A skin patch vaccine tested in mice has been found to neutralise the coronavirus, raising hopes for a potential vaccine in humans, experts say.
The fingertip-sized patch can combat the virus through a process that involves producing enough antibodies.
Dr Andrea Gambotto, study co- author, said:
“We had previous experience on SARS-CoV in 2003 and MERS-CoV in 2014.
These two viruses, which are closely related to SARS-CoV-2, teach us that a particular protein, called a spike protein, is important for inducing immunity against the virus.
We knew exactly where to fight this new virus.
That’s why it’s important to fund vaccine research.

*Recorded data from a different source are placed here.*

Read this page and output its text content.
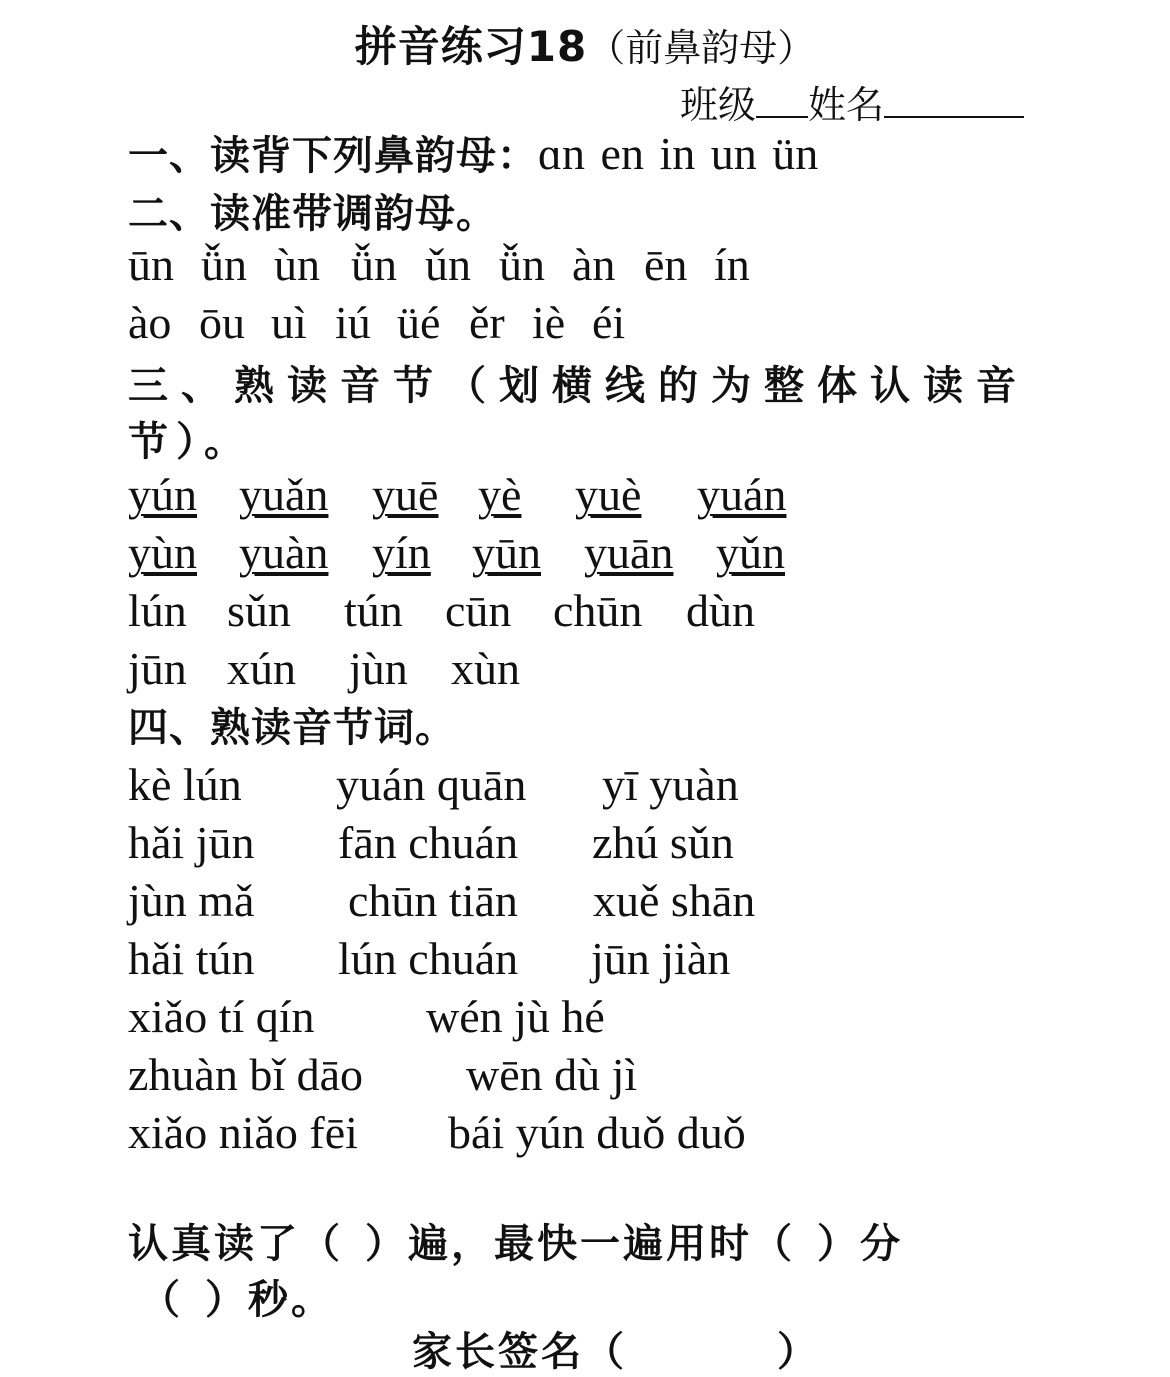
拼音练习18（前鼻韵母）
班级 姓名
一、读背下列鼻韵母：ɑn en in un ün
二、读准带调韵母。
ūn ǚn ùn ǚn ǔn ǚn àn ēn ín
ào ōu uì iú üé ěr iè éi
三、熟读音节（划横线的为整体认读音
节）。
yún yuǎn yuē yè	yuè	yuán
yùn yuàn yín yūn yuān yǔn
lún sǔn	tún cūn chūn dùn
jūn xún	jùn xùn
四、熟读音节词。
kè lún	yuán quān	yī yuàn
hǎi jūn	fān chuán	zhú sǔn
jùn mǎ	chūn tiān	xuě shān
hǎi tún	lún chuán	jūn jiàn
xiǎo tí qín	wén jù hé
zhuàn bǐ dāo	wēn dù jì
xiǎo niǎo fēi	bái yún duǒ duǒ
认真读了（ ）遍，最快一遍用时（ ）分
（ ）秒。
家长签名（	）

You never know where the next pandemic will come from.”
The researchers from the University of Pittsburgh call their vaccine candidate PittCoVacc short for Pittsburgh Coronavirus Vaccine.
The potential vaccine works in a similar way as current flu jabs, using a viral protein made in the lab to fight infection.
It comes in a fingertip-sized patch formed of tiny needles in order to improve the potency of the drug.
The needles deliver the spike protein into the skin as the immune response in this area of the body is very strong.
The needles are actually pieces of protein and sugar which are dissolved by the skin.
Professor Louis Falo, study co-author, said:
“We developed this to build on the original scratch method used to deliver the smallpox vaccine to the skin, but as a high-tech version that is more efficient and reproducible patient to patient.
And it’s actually pretty painless — it feels kind of like Velcro.”
If the U.S. Food and Drug Administration (FDA) approves this new drug for human clinical trial then the researchers will start a phase 1 clinical trial to ensure its effectiveness and safety for people.
Professor Falo said:
“Testing in patients would typically require at least a year and probably longer.
This particular situation is different from anything we’ve ever seen, so we don’t know how long the clinical development process will take.
Recently announced revisions to the normal processes suggest we may be able to advance this faster.”
The study was published in the journal EBioMedicine (Kim et al., 2020).